Monday, May 26, 2008

Something to show

I've put some more work into getting P and B frames rendering correctly and things are proceeding very well. Currently texturing from the reference frame works for P frames. All I have to do is add the differentials, which is a little tricky. The problem is that differentials are 9 bits, which means that in an A8L8 texture we get 8 bits in the L channel and 1 bit in the A channel. This shouldn't be too hard, just a bit of arithmetic in the pixel shader code. A more interesting problem is dealing with field-based surfaces, both when rendering and when using them in motion prediction. There's no straightforward way to render to even/odd scanlines on conventional hardware, so this will require some special attention. Currently I'm thinking I will have to render line lists instead of triangle lists when a macroblock uses field-based motion prediction and for rendering even/odd scanlines.

Here are some images from mpeg2play_accel, which I've been using as a test program:

Initial I-frame of the video.

Initial I-frame of the video.

Next frame, only P macroblocks using frame-based motion prediction are currently displayed, the rest are skipped.

Next frame, only P macroblocks using frame-based motion prediction are currently displayed, the rest are skipped.

Next frame, more macroblocks are rendered, and it looks mostly correct, except for the fine details. This is because the differentials are not taken into account yet.

Next frame, more macroblocks are rendered, and it looks mostly correct, except for the fine details. This is because the differentials are not taken into account yet.

Next frame, a few more unhandled macroblocks in this one.

Next frame, a few more unhandled macroblocks in this one.

Sunday, May 18, 2008

Intra-coded macroblocks? Check

After a few weeks of work I've made some good progress. Basic rendering of intra-coded macroblocks is working. What this means is that if you view a video you'll see the occasional full frame displayed correctly, and some macroblocks from the frames in between displayed correctly. Intra-coded macroblocks are the simplest to deal with, since they don't depend on motion compensation; all the data is present and you just have to render it. Every nth frame of an MPEG2 stream is composed entirely of intra-coded macroblocks. It's these frames that are currently being displayed correctly. Other frames are composed of some intra-coded macroblocks, but mostly inter-coded macroblocks. Inter-coded macroblocks depend on motion compensation and their samples are usually differentials. These I haven't gotten yet.

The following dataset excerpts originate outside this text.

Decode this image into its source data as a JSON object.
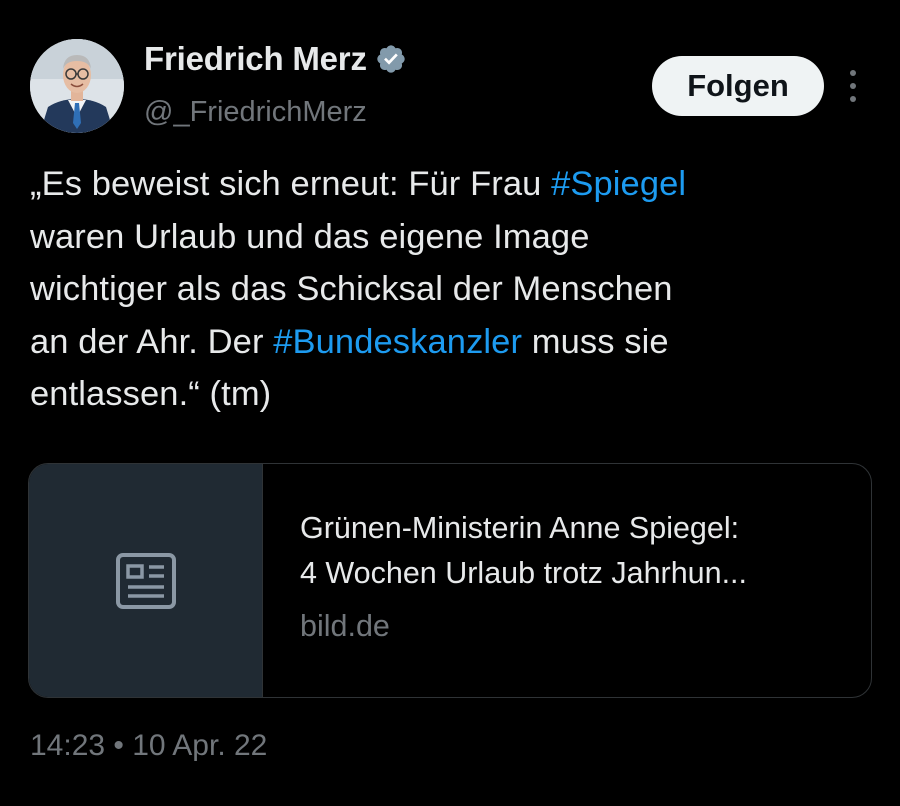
{
  "author": {
    "display_name": "Friedrich Merz",
    "handle": "@_FriedrichMerz",
    "verified": true,
    "verified_icon": "verified-badge-icon",
    "avatar_icon": "profile-photo"
  },
  "actions": {
    "follow_label": "Folgen",
    "more_icon": "more-vertical-icon"
  },
  "tweet": {
    "lines": [
      [
        {
          "text": "„Es beweist sich erneut: Für Frau "
        },
        {
          "text": "#Spiegel",
          "hashtag": true
        }
      ],
      [
        {
          "text": "waren Urlaub und das eigene Image"
        }
      ],
      [
        {
          "text": "wichtiger als das Schicksal der Menschen"
        }
      ],
      [
        {
          "text": "an der Ahr. Der "
        },
        {
          "text": "#Bundeskanzler",
          "hashtag": true
        },
        {
          "text": " muss sie"
        }
      ],
      [
        {
          "text": "entlassen.“ (tm)"
        }
      ]
    ],
    "hashtag_color": "#1d9bf0"
  },
  "card": {
    "icon": "article-icon",
    "title_line1": "Grünen-Ministerin Anne Spiegel:",
    "title_line2": "4 Wochen Urlaub trotz Jahrhun...",
    "domain": "bild.de"
  },
  "meta": {
    "timestamp": "14:23 • 10 Apr. 22"
  }
}
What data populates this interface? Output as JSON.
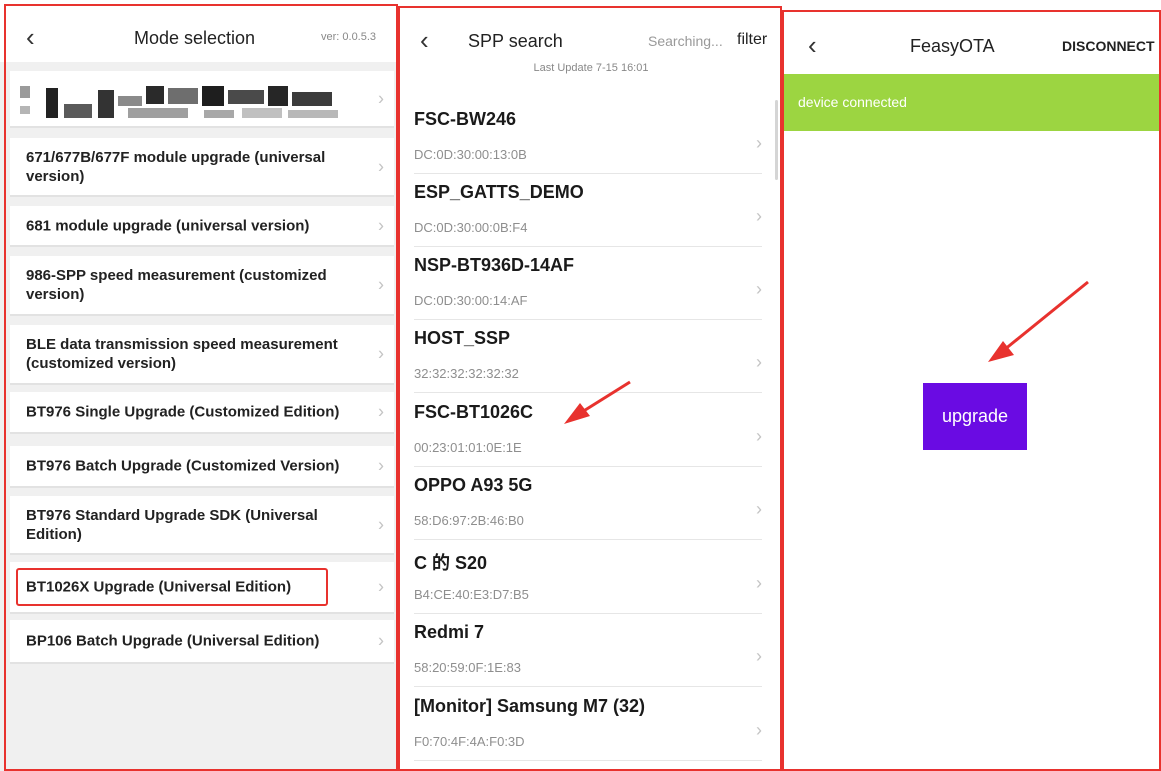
{
  "mode_panel": {
    "title": "Mode selection",
    "version": "ver: 0.0.5.3",
    "items": [
      {
        "label": "671/677B/677F module upgrade (universal version)"
      },
      {
        "label": "681 module upgrade (universal version)"
      },
      {
        "label": "986-SPP speed measurement (customized version)"
      },
      {
        "label": "BLE data transmission speed measurement (customized version)"
      },
      {
        "label": "BT976 Single Upgrade (Customized Edition)"
      },
      {
        "label": "BT976 Batch Upgrade (Customized Version)"
      },
      {
        "label": "BT976 Standard Upgrade SDK (Universal Edition)"
      },
      {
        "label": "BT1026X Upgrade (Universal Edition)"
      },
      {
        "label": "BP106 Batch Upgrade (Universal Edition)"
      }
    ]
  },
  "spp_panel": {
    "title": "SPP search",
    "status": "Searching...",
    "filter_label": "filter",
    "last_update": "Last Update 7-15 16:01",
    "devices": [
      {
        "name": "FSC-BW246",
        "mac": "DC:0D:30:00:13:0B"
      },
      {
        "name": "ESP_GATTS_DEMO",
        "mac": "DC:0D:30:00:0B:F4"
      },
      {
        "name": "NSP-BT936D-14AF",
        "mac": "DC:0D:30:00:14:AF"
      },
      {
        "name": "HOST_SSP",
        "mac": "32:32:32:32:32:32"
      },
      {
        "name": "FSC-BT1026C",
        "mac": "00:23:01:01:0E:1E"
      },
      {
        "name": "OPPO A93 5G",
        "mac": "58:D6:97:2B:46:B0"
      },
      {
        "name": "C 的 S20",
        "mac": "B4:CE:40:E3:D7:B5"
      },
      {
        "name": "Redmi 7",
        "mac": "58:20:59:0F:1E:83"
      },
      {
        "name": "[Monitor] Samsung M7 (32)",
        "mac": "F0:70:4F:4A:F0:3D"
      }
    ]
  },
  "ota_panel": {
    "title": "FeasyOTA",
    "disconnect_label": "DISCONNECT",
    "status": "device connected",
    "upgrade_label": "upgrade"
  },
  "colors": {
    "highlight": "#e8322e",
    "status_bar": "#9cd541",
    "upgrade_button": "#6a0be3"
  },
  "icons": [
    "back-arrow-icon",
    "chevron-right-icon",
    "annotation-arrow-icon"
  ]
}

I've also cleaned things up a bit, added some error checking, and added some more tests. It's taken a lot of stepping through Gallium code to get things right, in leau of documentation, but thanks to GDB, and even more to Insight, I've gotten this far. Stephane has answered my questions, mostly on how to efficiently do things, and even the folks in #mplayerdev have been helpful on XvMC and general decoding matters, so all in all I would say things are going smoothly.

One thing I'm sure of is that no one reads this thing currently. The X.Org folks have asked that their students keep a blog and also submit it to planet.freedesktop.org but I was told it only accepts RSS feeds. Currently this entire web site is maintained using a text editor, so I'll have to work out something more sophisticated in the near future. :-/ (Update: Since then I've been using BlogSpot and you're probably reading this post there instead of the old page.)

Thursday, May 1, 2008

Up and running

Today I managed to get the basic color conversion step up and running using SoftPipe. Most of the difficulty came in understanding Gallium more than implementing the color conversion stuff. I spent many hours trying to figure out why I couldn't get any geometry to show up in my window. Copying surfaces to the frame buffer worked fine, but rendering a triangle left me staring at a black screen. It turns out that you have to set the pipe_blend_state.colormask bits for the channels you want to write to. First, I didn't even consider that state because I disabled blending. Second, setting the mask to allow writes was the opposite of what I would assume. It took several hours of stepping through Gallium to find that everything was OK until we got to the fragment shader, where it skipped the frame buffer write back.

Other issues included getting a handle on writing TGSI shader code and figuring out how to get Gallium and XvMC APIs to agree. At the moment generating TGSI isn't a pretty process, you can look in gallium/auxiliary/util/u_simple_shaders.c for an example. As for Gallium and XvMC agreeing, most of the problem came from the fact that XvMC functions all accept a Display*. What do you do if the client creates an XvMC context with one Display*, creates a surface with another Display*, and so on? Well, hopefully no one will do that, but one has to wonder why it's even allowed. Then there's the issue of some calls only taking an XvMCSurface*, and not the associated context. Unfortunately the context is where I keep the Gallium pipe context, so every surface has to have a reference to the context it was created with. Luckily this works out since some functions that do take a surface and context require that we check that they match, so at least it makes that simple.